Morality As the Key to Group Membership
Wood also noted that "religion has a downside, like any group membership, particularly [when] a group membership is associated with morality." The logic is that morality and the practice of those tenets, ethics, are what determine a religious denomination. Catholics have their specific morality, while Protestants have theirs. In the context of today's religious plurality and spiritual marketplace, these denominations have more similarities than differences, when say compared to other non-Christian denominations, like Islam or Hinduism.
The study reported that "highly devout groups showed the greatest correlation between religion and racism." In my opinion, an affirmation of specific morality comes from John 14:6 - “Jesus answered, "I am the way and the truth and the life. No one comes to the Father except through me."

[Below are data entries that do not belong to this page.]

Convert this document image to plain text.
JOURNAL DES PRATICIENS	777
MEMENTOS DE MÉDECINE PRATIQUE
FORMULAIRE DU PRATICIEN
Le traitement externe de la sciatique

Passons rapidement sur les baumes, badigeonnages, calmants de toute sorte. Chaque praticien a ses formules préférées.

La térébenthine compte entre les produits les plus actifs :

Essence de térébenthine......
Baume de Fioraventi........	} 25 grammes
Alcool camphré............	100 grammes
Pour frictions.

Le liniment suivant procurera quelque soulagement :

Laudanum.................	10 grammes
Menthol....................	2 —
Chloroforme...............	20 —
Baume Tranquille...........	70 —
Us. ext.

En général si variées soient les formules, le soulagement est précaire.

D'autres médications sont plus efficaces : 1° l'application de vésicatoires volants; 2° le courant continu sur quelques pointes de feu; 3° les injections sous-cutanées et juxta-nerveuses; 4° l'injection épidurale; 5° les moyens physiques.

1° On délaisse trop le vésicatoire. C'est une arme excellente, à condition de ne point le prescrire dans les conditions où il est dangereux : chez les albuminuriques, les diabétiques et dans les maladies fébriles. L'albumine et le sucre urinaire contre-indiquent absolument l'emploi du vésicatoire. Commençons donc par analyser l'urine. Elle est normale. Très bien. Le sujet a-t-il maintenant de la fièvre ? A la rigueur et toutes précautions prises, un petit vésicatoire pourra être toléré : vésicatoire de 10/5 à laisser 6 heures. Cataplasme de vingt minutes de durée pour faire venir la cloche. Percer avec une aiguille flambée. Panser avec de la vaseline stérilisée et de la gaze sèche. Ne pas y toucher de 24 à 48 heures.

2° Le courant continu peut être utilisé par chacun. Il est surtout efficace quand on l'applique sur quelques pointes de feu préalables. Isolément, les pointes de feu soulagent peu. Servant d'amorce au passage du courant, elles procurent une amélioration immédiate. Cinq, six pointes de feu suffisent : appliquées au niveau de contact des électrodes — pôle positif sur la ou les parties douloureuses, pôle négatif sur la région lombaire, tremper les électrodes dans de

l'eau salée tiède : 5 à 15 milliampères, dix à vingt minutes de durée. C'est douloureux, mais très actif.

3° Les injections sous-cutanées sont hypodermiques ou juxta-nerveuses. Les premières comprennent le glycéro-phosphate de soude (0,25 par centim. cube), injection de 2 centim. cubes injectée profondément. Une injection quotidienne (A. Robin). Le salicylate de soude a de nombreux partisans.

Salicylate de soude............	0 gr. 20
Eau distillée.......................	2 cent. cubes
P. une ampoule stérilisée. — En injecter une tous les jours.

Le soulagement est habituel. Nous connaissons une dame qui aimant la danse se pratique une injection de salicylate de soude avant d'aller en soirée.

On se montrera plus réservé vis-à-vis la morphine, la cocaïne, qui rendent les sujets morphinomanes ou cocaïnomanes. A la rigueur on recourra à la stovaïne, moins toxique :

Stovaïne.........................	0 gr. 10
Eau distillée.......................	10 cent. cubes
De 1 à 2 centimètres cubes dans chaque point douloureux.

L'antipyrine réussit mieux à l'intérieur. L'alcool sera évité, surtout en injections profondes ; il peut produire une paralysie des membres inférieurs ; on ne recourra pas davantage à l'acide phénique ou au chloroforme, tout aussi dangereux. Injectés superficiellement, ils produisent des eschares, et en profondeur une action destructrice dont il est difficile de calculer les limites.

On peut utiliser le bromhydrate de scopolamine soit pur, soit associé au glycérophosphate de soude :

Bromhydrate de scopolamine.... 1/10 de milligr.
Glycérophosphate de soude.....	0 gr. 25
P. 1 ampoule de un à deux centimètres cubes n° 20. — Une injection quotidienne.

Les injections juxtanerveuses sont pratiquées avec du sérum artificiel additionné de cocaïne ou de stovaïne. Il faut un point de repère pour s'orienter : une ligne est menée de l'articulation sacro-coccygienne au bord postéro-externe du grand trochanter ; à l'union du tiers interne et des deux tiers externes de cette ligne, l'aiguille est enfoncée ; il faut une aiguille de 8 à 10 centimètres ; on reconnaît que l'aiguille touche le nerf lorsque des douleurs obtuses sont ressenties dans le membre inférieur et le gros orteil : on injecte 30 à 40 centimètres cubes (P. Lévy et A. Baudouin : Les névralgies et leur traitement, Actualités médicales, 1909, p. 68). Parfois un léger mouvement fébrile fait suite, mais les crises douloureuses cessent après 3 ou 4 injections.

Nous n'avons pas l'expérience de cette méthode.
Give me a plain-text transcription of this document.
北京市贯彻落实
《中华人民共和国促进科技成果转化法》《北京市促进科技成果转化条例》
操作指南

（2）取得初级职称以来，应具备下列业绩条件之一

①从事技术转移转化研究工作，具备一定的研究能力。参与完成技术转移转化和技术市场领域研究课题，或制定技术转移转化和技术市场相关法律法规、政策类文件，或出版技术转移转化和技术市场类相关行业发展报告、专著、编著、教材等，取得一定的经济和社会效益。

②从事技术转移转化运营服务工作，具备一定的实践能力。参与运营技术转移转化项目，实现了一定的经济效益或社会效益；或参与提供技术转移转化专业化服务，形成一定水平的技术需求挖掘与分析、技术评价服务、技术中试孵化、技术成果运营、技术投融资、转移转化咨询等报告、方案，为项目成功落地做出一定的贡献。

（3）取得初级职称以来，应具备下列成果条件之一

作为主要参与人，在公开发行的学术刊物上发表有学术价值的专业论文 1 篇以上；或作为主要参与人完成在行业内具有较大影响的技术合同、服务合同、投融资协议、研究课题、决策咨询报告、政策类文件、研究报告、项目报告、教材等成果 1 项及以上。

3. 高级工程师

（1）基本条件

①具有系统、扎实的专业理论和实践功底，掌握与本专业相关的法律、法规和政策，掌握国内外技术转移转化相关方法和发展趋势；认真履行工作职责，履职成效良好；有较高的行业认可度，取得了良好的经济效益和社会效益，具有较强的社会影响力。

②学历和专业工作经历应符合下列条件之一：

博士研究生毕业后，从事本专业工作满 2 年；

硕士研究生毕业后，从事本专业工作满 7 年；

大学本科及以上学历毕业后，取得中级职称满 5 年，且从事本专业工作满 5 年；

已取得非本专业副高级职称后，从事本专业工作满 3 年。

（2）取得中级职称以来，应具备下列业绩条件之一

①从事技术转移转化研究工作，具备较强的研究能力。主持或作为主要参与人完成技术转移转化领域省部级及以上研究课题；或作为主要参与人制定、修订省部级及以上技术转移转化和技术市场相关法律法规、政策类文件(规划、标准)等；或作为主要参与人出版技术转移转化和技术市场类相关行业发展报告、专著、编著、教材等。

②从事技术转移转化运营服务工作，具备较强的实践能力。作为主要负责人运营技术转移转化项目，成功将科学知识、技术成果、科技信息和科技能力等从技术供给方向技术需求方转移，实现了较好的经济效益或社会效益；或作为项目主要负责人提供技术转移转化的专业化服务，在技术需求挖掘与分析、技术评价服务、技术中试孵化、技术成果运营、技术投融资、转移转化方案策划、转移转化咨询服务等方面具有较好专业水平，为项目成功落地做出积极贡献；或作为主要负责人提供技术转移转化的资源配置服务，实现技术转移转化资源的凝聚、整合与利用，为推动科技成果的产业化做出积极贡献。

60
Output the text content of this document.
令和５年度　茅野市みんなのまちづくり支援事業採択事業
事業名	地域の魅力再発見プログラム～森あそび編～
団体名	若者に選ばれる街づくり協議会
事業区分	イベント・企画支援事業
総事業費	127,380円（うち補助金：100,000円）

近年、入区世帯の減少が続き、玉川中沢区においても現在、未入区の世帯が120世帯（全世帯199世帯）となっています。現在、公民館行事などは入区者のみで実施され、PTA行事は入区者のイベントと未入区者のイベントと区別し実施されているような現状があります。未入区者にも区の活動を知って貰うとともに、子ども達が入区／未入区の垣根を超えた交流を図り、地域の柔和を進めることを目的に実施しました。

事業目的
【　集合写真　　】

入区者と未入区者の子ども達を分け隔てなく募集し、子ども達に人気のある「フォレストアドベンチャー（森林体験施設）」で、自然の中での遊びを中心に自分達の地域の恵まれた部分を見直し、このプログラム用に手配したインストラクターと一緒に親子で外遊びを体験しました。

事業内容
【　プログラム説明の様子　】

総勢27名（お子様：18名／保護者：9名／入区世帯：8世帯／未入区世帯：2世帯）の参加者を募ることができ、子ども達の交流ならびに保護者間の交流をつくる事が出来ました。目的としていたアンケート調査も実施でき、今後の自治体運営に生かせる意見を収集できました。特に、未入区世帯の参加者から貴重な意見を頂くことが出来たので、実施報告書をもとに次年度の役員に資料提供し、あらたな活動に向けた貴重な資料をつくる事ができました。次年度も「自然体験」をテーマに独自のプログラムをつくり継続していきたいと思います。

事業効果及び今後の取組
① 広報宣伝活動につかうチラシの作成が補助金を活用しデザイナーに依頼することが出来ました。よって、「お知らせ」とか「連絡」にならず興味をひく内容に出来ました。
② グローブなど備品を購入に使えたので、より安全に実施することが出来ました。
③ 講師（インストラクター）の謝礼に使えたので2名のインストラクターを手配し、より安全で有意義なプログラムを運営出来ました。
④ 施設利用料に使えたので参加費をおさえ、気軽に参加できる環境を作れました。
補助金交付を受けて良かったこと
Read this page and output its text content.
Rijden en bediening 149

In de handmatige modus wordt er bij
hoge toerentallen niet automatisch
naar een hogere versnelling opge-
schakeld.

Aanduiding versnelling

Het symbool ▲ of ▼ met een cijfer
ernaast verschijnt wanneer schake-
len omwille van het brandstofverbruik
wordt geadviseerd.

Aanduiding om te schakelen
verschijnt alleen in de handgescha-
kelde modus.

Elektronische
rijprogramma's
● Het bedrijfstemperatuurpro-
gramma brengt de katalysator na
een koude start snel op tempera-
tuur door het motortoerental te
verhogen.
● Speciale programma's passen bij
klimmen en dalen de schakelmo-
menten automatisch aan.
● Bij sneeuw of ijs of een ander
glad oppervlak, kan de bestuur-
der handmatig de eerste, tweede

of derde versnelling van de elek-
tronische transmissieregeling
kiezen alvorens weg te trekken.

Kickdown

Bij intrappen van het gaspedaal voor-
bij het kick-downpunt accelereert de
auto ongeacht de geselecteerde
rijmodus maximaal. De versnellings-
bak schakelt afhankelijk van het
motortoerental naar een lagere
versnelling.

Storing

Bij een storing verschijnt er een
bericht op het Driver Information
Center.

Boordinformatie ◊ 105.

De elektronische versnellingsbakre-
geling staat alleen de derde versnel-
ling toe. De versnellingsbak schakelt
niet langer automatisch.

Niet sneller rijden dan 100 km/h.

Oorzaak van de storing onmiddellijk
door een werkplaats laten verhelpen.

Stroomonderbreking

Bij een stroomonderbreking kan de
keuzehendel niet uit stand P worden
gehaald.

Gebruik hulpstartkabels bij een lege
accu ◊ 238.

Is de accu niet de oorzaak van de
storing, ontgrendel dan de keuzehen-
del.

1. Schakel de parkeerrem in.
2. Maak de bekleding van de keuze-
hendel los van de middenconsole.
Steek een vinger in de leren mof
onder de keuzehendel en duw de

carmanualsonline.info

More devout and strict adherents would likely hold that the "correct" morality is limited to their religion, thus increasing the exclusivity of the group's membership. However, all throughout history examples of the existence of the morality and ethics echoed in the New Testament can be found in instances completely uninfluenced by Christian teachings; such as Native American tribes, Buddhist and other eastern traditions, and even in numerous Pagan theologies. The USC article bolsters this relationship between devoutness and racism citing that "her analysis found significantly less racism among people without strong religious beliefs."
Ending the Hypocrisy and Looking to the Future:
The report also uncovered a possibly remedy to the racism issue. Wood found that "people who are religious for conservative reasons [respect for tradition, social conventionalism], they have become less racist in recent years as racism has become less socially acceptable." With a nod to the old adage, 'time heals all wounds,' so too could racism vacate itself from Christianity. As liberalism of previously staunch and harsh social protocols often continue to ease up with future generations, simply put, racism in Christianity could die along with older, more prejudiced generation of practitioners.
According to Wood the report's findings "may ring false to practicing Christians in mixed-race congregations," noting however that "there aren't many churches that practice with a mixed-race congregation." Interaction and exposure to Christians of other races would easily help to eliminate the myths and false notions that fuel racism. What is quite ironic, and even hilarious, is that Christ himself was an Arab Jew, a Levantine native and dark skinned. Reality is quite contrary to the classical image of the white, hunky, and hippie-esque imagery that proliferated in medieval and renaissance Europe and still resonates in the minds of Christians.
USC's study is quite illuminating, but regardless of why these racist sentiments exists or how they are justified, the fact remains that racism must go. I will close this article in the spirit of another quote attributed to Gandhi that easily solves this problem, "be the change you wish to see in the world."